Saying Goodbye to Bruce: A Moving Tribute to a Beloved Pet Pug

A Pug’s Grief

All of the Almost Heaven dogs seemed a little sad that evening, but Willy was without question in a state of mourning. He acted listless and lifeless. Unlike earlier in the day, when he had been playing and running, he now had no energy at all. Reagan and I snuggled with him that night, reassuring him that he wasn’t alone and that we loved him very much.

For the next few days, my grief over Bruce’s passing competed with worry about Willy’s continuing lethargy. He was reluctant to get out of his dog bed or seek social interaction. He didn’t want to play; instead, he would rest quietly beside Reagan or me. He refused to eat, taking only what Reagan and I hand-fed him, and even then it seemed that he ate only as a courtesy to us. I honestly began to wonder if he was suddenly going deaf; instead of attending to everything I did and said, he acted as if he couldn’t even hear me. It was clear to me that he was grieving.

There were little moments of joy though, when Willy would find temporary solace in an activity with us: enjoying a treat by candlelight during a power outage or celebrating his ninth birthday with frosted dog cookies and made-for-dogs Star Wars toys. For the most part though, Willy spent his time snuggled in our laps or in his bed.

Even as Willy mourned, I knew I had made the right choice when including him in Bruce’s death. Not once after Bruce’s passing did he appear to search for him or act as though he was waiting for his return. Willy seemed to understand that Bruce would not be coming back.

Moving On but Never Forgetting

Mikkel Becker and her Pugs, Bruce and Willy
Credit: Mikkel Becker
Losing Bruce (right) was hard for his human family — but it has been just as difficult for his Pug bestie, Willy.

After the first week, Willy began to return to normal. His posture became more alert and happy, and he began to eat without prompting. He slowly regained his excitement about life, expressing his normal zeal for walks, engaging with his canine playmates and smothering his favorite people with affectionate kisses.

Two weeks after Bruce’s passing, we took Willy to see Santa Claus at the Doggy Haven Resort. I’m not sure what it was that cheered his little Pug heart during that outing — perhaps it was giving kisses to Santa or posing for pictures — but somehow, the magic of Christmas settled into his spirit. When we returned home, Willy acted like himself again. He got the “zoomies” and began racing around our living room, play bowing, yipping and zipping past us. I laughed so hard I cried, as he repeatedly galloped toward Reagan and me and then, at the last second, swiveled midair to tear off into another room. Willy hadn’t acted that gleeful since he was a pup. In that moment, I knew that as much as he — and all of us — missed Bruce, there would be joy in our lives again.

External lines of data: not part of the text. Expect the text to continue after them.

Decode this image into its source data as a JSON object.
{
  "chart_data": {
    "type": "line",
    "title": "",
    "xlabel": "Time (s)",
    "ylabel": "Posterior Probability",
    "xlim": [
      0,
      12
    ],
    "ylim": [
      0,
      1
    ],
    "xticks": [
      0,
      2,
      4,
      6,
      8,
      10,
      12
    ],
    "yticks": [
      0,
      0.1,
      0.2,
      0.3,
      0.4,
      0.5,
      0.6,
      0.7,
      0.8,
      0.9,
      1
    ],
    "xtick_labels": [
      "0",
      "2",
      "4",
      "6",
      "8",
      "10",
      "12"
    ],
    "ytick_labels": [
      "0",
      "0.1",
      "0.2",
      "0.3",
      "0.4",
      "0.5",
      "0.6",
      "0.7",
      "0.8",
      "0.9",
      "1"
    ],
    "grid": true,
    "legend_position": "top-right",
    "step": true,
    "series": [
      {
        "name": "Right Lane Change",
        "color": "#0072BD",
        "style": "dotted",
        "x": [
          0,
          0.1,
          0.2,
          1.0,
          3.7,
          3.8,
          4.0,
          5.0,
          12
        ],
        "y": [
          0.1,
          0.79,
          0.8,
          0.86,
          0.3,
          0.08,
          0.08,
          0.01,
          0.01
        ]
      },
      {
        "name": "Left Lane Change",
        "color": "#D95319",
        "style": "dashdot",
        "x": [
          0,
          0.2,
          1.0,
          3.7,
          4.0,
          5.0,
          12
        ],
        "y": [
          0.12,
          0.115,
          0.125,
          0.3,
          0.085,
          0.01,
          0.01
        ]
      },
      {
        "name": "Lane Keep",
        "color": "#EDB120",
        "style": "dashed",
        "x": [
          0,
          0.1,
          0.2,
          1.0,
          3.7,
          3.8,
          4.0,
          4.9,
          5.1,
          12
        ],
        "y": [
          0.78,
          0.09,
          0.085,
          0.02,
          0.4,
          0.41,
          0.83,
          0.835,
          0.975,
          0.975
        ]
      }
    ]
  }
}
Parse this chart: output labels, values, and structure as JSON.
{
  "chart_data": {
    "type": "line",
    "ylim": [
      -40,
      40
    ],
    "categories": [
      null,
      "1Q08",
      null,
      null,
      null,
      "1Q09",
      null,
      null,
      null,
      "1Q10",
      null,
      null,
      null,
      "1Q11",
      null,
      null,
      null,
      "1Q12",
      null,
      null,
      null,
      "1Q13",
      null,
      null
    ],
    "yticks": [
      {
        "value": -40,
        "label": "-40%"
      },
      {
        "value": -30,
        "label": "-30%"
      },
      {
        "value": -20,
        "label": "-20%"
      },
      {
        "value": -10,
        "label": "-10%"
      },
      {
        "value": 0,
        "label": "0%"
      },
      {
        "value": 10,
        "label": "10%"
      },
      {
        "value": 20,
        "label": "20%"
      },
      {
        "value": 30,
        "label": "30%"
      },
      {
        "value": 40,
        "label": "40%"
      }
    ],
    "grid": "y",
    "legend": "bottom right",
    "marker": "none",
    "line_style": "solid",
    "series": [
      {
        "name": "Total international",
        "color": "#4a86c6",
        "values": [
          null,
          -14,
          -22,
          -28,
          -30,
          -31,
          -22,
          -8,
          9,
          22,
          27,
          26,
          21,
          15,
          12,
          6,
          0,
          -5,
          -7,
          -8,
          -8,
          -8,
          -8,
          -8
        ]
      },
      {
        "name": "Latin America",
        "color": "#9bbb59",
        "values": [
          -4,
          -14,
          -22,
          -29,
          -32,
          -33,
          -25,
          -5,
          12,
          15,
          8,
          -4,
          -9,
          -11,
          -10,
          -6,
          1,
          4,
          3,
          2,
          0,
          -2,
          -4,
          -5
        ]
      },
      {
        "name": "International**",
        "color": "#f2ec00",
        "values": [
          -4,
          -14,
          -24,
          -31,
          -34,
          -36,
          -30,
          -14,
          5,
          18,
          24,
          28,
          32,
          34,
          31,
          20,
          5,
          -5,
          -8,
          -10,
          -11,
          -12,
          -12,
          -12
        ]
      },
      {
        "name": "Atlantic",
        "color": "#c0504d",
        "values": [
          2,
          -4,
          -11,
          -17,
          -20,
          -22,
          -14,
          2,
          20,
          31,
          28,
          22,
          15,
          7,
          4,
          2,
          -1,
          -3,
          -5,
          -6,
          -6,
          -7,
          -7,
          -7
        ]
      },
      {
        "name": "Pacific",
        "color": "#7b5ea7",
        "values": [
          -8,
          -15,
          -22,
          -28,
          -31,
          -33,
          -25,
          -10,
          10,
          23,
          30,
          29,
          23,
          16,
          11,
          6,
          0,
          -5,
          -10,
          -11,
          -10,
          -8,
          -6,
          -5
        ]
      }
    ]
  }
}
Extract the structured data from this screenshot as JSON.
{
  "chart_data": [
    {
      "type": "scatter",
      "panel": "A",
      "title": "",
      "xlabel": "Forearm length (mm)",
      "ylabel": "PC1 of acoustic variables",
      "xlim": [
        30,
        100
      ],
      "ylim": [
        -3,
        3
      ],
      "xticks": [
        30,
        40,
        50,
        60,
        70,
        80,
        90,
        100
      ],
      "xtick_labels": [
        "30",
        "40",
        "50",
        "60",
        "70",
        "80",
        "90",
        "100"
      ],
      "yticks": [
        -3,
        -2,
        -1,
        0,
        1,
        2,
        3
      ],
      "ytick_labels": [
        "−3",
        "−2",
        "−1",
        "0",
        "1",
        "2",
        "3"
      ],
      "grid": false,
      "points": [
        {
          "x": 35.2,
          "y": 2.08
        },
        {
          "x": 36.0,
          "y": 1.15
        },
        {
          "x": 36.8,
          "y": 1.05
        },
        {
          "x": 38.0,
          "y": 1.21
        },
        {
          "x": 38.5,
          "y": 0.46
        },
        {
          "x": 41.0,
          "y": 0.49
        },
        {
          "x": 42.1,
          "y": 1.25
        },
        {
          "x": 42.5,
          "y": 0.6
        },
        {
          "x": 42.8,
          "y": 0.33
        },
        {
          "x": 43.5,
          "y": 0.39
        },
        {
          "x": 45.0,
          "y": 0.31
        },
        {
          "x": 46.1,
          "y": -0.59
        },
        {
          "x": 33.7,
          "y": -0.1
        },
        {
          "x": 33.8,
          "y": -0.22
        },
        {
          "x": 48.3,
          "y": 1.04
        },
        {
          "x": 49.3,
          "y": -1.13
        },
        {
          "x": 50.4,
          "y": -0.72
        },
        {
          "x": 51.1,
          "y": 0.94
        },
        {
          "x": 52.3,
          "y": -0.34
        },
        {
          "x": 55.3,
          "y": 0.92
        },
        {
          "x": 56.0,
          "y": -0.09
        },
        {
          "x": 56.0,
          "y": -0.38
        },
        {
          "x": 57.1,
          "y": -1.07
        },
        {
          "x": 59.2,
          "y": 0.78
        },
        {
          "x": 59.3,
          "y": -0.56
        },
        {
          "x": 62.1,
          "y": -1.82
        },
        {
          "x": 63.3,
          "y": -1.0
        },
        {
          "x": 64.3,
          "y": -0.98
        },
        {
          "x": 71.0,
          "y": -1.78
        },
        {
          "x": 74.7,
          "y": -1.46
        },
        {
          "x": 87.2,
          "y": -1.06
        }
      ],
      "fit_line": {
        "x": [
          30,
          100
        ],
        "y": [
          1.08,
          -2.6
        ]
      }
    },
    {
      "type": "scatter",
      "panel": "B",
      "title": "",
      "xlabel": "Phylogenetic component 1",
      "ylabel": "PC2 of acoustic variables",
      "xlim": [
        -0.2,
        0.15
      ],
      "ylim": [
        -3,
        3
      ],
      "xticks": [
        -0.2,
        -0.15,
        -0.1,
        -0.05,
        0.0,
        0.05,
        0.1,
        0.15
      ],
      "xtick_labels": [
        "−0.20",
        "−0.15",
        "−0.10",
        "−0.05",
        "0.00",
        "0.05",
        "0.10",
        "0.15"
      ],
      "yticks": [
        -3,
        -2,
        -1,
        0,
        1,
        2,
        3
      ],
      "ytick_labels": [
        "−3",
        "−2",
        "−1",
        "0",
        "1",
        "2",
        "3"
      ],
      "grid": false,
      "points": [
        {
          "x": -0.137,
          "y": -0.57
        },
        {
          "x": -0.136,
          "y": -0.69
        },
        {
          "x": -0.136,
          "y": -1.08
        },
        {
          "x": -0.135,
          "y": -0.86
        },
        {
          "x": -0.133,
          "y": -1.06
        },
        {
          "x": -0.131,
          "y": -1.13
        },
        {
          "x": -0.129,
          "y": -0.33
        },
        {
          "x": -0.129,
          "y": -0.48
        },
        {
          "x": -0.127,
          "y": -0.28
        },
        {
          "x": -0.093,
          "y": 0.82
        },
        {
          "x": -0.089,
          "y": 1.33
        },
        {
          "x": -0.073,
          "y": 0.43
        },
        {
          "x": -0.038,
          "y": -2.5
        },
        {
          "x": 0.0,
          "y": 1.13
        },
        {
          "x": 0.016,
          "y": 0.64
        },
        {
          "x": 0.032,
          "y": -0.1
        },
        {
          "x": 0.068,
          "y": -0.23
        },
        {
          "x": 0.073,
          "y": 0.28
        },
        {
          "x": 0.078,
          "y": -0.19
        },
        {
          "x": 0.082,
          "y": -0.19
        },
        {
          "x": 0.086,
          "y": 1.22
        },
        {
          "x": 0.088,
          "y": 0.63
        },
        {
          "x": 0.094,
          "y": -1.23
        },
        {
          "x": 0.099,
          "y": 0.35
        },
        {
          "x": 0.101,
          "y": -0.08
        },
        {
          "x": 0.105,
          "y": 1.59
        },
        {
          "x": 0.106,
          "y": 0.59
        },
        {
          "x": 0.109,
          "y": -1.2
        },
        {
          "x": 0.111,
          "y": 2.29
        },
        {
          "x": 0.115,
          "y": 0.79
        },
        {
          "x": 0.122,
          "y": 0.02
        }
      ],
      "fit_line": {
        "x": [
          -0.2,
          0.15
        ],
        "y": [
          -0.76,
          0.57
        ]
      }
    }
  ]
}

In the heartache of losing Bruce, I have learned how profoundly capable dogs are of love. I live in the hope of one day again seeing Bruce, and I know that because of him, my ability to love and have compassion for others has grown immeasurably — and that Willy’s has, too. I am reminded daily of the incredible love Willy and Bruce shared with each other and with our family. Because of their example, I find myself giving thanks, even in my grief, for how richly blessed I am.